Specifically Obama has placed a cap of 15% with a maximum of $10,000 on the ability to dip into one’s retirement savings.  This maximum threshold sounds like a great idea – seeing as how letting people divest all retirement savings penalty free would leave many financial instituions in a world of pain with the sudden loss of previously guaranteed liquidity.  The loss of liquidity within these very instituitions is what got us into this “credit crunch” in the first place.  Hopefully a loss of what were once thought to be guaranteed funds wont’ put these institutions into a bigger pinch than they currently find themselves in.

Unemployment Insurance

Again, one has to ask where the money in the federal budget will come from to make up for the loss in revenue from nontaxation of unemployment insurance benefits.  Or of course, what taxes will be increased to pay for this proposal.

Foreclosure moratorium

Despite the fact that those who agreed to mortgages on homes who can no longer afford to pay actually deserve to be kicked to the street, it is an unfortuante side effect that foreclosures within a neighborhood devalue the property of upstanding citizens who live within their means.  These fine folks should not be punished for the idiotic actions of others.  However, how Obama plans to interpret the prhase “acting in good faith” will be the real key to this portion of the proposal.

As one can see, there are many holes that need to be addressed in Obama’s plan before a final verdict can be made on its potential for success.  One has to wonder what took Obama so long to address the economic crisis, as this problem has plagued the nation for well over six weeks.  He’s been awfully quiet about the economy until now – just a few weeks before election day.


Kashkari speaks

October 13, 2008

The “Bailout Boss,” Neel Kashkari, spoke today to provide details on how the taxpayers’ infamous $700 billion will be used.  Namely, Kashkari provided five key arenas in which the Treasury Department will expend this money:

  • Purchase of failed mortgage-backed securities
  • Purchase of mortgages
  • Purchase of equity in banks
  • Assistance to delinquent borrowers to prevent foreclosures
  • Insurance of mortgage-backed securities and mortgages

These ideas may sound good on paper, or in a speech, as the case may be.  But let’s examine a bit further, especially on the purchase of mortgages and assistance to delinquent borrowers.

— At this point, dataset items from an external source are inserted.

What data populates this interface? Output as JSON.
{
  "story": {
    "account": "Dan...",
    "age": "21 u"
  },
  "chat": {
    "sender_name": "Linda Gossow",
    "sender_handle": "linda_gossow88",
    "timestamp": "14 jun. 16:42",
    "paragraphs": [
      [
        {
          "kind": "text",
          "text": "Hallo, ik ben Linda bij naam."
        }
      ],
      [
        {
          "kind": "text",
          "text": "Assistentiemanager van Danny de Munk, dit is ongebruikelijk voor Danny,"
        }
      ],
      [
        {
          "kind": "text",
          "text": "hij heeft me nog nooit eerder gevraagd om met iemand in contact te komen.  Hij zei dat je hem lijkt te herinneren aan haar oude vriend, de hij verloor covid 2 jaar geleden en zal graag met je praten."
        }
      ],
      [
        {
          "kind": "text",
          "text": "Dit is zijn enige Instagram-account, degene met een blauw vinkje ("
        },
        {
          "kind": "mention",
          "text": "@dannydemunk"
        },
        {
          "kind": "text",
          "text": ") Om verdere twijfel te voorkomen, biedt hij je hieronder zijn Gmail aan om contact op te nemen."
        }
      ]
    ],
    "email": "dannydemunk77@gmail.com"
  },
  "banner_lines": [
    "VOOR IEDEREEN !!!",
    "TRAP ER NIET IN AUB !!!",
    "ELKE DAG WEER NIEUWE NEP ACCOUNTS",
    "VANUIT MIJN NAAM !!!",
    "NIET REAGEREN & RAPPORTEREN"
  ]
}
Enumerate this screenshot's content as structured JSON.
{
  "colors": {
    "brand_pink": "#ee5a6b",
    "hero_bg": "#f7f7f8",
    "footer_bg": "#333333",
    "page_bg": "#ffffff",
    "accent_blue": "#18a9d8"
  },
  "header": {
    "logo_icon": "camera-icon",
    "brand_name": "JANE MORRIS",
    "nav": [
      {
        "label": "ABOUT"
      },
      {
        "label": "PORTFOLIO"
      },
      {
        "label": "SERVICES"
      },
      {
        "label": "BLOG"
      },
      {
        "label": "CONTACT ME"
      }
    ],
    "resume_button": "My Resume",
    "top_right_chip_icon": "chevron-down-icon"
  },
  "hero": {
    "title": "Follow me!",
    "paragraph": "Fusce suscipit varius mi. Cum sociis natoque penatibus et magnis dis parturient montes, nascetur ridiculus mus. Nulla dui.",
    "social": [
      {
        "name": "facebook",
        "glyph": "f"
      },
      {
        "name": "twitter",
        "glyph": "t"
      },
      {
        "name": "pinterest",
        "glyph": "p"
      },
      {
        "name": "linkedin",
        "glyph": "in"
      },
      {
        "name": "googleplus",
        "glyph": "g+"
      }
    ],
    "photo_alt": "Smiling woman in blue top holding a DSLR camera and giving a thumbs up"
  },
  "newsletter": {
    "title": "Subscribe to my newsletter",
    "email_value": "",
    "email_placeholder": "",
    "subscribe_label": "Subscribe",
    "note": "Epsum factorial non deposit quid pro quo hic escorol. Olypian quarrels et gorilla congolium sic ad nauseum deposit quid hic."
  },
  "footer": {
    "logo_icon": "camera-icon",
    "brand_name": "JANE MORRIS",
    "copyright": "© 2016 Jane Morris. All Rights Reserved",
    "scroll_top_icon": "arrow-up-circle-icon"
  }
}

During the second presidential debate, Senator John McCain made reference to buying up mortgages and manipulating their terms in order to prevent foreclosures.  It appears Kashkari and the Treasury are on board with this plan.

However, a couple of large caveats need to be made for such provisions.

Firstly, the principal on any mortgage should not be adjusted downwards to reflect the true current property value of a home.  If the federal government is going to bail out borrowers who can no longer afford their mortgages for purchasing homes that have dropped in value, then I (as someone who can pay my mortgage) expect the same treatment.  My property values have lowered in the last 5 years due to the enormous amount of homes that have been on the market in my neighborhood, all of which have struggled to move.  Just because I can pay my mortgage each month doesn’t mean I don’t deserve equal treatment as those stupid enough to buy homes that they couldn’t afford through the use of adjustable-rate mortgages.

What’s good for the goose is good for the gander.  And as a proud gander, I expect my principal to be adjusted just as much as any low-income earner.

Now that’s just not feasible, right?

So instead of adjusting the principal, and punishing the responsible folks of our great nation, what needs to be done is an adjustment on the interest rates.  Bring the interest rates down on the houses purchased by those who bought over their heads.  Most importantly, though, let the losses be realized by the lending institutions who were “mavericky” enough to approve loans to risky borrowers, all in the name of a quick buck.

Let those who caused the housing bubble to inflate and then subsequently pop be the ones to take responsibility.  The banks, the underwriters, the faulty credit score reporters, those that practiced in mortgage fraud – these should be the parties who have to take the losses as a result of decreased interest rates on homes on the brink of foreclosure.  Not responsible Americans, not the federal government, and not taxpayers as a whole.